Highlights of Verizon 2018 Data Breach Investigations Report
templarbit.comVerizon released the 11th edition of their report yesterday and I took a quick look at it this morning and started compiling interesting highlights into this post.
Hope this will be of value to some of you. Particularly to people that don't want to spend time reading the entire PDF report.
There is also this companion site: http://www.verizonenterprise.com/verizon-insights-lab/dbir/t...
Thank you for sharing this, haven't seen this before. Pretty interesting.
The report looks very interesting, but for percentages to be meaningful we need to know that the data is a representative sample of actual breaches. Is it?
The percentages in this report are in relationship with the data points of 53,000 incidents and 2,216 confirmed data breaches that the team analyzed.
Yes, I saw and I should have included that in my comment. But I have no idea how many incidents and data breaches exist in reality. Is that a random selection? All incidents/breaches reported someplace? Are they all Fortune 500 company breaches?
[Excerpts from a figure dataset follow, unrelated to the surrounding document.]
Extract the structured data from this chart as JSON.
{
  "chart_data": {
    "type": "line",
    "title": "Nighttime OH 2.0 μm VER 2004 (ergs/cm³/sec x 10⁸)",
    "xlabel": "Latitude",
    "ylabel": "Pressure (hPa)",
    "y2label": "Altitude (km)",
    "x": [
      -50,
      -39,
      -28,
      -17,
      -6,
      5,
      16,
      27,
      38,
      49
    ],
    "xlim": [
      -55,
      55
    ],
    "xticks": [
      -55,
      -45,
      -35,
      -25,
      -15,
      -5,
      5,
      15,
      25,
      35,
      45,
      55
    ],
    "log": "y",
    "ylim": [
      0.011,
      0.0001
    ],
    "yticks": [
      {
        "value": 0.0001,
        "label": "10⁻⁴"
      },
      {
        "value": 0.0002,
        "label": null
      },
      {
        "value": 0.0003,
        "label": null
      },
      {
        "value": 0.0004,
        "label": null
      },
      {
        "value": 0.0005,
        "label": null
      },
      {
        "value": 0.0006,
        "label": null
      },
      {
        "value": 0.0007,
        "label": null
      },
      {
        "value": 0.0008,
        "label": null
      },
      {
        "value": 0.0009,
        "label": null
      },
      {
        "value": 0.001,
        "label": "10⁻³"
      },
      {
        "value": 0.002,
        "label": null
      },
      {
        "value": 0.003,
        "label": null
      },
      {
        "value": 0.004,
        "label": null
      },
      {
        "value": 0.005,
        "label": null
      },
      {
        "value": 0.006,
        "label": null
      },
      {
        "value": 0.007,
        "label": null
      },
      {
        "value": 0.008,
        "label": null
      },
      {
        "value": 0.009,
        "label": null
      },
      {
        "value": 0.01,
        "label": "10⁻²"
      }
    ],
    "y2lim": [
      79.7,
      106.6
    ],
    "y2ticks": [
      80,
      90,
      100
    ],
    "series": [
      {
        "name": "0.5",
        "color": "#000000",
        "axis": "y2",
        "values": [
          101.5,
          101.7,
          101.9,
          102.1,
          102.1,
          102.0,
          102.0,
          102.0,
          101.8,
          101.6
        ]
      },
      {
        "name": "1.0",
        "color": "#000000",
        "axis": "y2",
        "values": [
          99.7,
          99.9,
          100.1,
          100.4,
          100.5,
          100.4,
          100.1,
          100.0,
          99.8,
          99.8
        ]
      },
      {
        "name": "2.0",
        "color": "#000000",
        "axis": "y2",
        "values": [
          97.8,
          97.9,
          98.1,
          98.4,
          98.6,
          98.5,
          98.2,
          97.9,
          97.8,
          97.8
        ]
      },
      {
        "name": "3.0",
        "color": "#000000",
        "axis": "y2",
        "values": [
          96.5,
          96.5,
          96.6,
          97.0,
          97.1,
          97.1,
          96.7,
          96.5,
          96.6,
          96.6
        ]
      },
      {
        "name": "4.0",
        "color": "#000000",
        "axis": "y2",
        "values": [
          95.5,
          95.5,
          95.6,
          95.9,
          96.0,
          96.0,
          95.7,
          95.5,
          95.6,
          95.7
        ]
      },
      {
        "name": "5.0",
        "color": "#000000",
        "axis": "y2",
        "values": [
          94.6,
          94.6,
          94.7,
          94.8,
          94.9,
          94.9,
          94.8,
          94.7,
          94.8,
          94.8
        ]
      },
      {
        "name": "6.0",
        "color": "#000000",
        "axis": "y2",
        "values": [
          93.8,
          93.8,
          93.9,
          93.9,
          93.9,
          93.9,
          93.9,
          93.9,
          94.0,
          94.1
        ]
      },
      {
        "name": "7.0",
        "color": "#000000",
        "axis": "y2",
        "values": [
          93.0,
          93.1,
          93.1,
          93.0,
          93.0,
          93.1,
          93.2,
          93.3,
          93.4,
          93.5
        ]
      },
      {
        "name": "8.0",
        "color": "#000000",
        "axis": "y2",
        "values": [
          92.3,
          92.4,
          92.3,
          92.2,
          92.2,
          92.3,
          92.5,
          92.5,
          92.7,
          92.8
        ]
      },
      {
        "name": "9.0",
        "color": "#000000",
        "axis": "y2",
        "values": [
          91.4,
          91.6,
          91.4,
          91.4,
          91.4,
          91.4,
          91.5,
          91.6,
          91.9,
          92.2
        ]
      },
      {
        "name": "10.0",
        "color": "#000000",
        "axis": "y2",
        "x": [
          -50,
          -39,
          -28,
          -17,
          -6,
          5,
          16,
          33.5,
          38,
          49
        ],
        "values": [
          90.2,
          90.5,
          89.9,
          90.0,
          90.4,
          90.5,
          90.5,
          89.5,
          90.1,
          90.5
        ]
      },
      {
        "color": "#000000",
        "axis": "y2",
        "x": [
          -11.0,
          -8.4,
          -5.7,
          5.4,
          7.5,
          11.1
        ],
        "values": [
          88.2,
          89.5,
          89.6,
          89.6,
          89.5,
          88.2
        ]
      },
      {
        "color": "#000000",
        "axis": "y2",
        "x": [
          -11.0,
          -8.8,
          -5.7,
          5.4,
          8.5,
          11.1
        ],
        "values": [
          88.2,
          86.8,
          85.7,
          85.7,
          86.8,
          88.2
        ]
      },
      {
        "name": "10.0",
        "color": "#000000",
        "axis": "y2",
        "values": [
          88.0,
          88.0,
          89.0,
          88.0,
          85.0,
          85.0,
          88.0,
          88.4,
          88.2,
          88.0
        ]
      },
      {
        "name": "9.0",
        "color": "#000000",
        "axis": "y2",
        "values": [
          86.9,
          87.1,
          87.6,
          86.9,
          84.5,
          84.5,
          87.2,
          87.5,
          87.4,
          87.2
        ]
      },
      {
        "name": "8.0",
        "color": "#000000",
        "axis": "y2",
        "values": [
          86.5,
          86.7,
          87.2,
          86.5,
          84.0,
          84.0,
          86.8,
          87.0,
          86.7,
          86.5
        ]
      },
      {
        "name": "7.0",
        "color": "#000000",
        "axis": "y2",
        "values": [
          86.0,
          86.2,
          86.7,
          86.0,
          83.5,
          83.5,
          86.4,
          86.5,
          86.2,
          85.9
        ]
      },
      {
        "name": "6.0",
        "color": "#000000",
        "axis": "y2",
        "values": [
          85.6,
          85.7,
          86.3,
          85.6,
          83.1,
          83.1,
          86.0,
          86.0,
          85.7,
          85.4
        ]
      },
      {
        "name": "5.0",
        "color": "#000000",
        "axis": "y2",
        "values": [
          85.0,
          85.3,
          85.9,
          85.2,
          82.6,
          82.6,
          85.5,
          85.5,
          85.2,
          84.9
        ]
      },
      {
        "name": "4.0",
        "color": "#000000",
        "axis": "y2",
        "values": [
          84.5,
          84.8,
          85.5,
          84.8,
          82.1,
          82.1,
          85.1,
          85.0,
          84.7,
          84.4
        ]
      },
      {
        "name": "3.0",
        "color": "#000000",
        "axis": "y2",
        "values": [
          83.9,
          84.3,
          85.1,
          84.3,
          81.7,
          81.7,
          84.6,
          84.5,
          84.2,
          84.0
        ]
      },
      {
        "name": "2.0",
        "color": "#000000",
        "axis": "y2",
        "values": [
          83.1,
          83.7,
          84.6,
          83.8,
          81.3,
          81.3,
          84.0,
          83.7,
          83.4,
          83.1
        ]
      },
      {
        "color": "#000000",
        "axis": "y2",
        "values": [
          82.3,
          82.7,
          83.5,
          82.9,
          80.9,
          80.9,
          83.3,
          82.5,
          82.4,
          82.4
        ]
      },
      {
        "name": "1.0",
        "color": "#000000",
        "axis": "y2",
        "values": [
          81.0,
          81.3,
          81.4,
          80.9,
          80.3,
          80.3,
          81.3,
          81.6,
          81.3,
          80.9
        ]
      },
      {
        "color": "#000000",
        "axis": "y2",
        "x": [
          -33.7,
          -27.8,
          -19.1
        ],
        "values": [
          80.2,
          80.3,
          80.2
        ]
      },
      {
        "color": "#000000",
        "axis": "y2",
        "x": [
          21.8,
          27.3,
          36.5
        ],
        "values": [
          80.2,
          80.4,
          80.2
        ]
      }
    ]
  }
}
What does this sample represent?
Ah, yes I see what you mean. You got an excellent point here. It's not just fortune 500 companies, because one of the data points highlights that among the victims the SMB sector has the highest allocation. My guess is that the analysts try to get data from as many breaches as possible every year. Probably partnering with incident response firms like Mandiant. It's not a sample set and at the same time it is because a lot of breaches go undetected.
I'd recommend taking a look at the Appendix E: Methodology. It's a little long at three pages, but hopefully answers your questions. If not, hit up the email address or twitter account on page 47 and we'll answer them.
Gabe Co-Author
Gabe, thanks for that. Just checked the Appendix E section you mentioned, instantly a fan of what I saw there. Glad you have filters in place rather than just taking any breach report into the data set.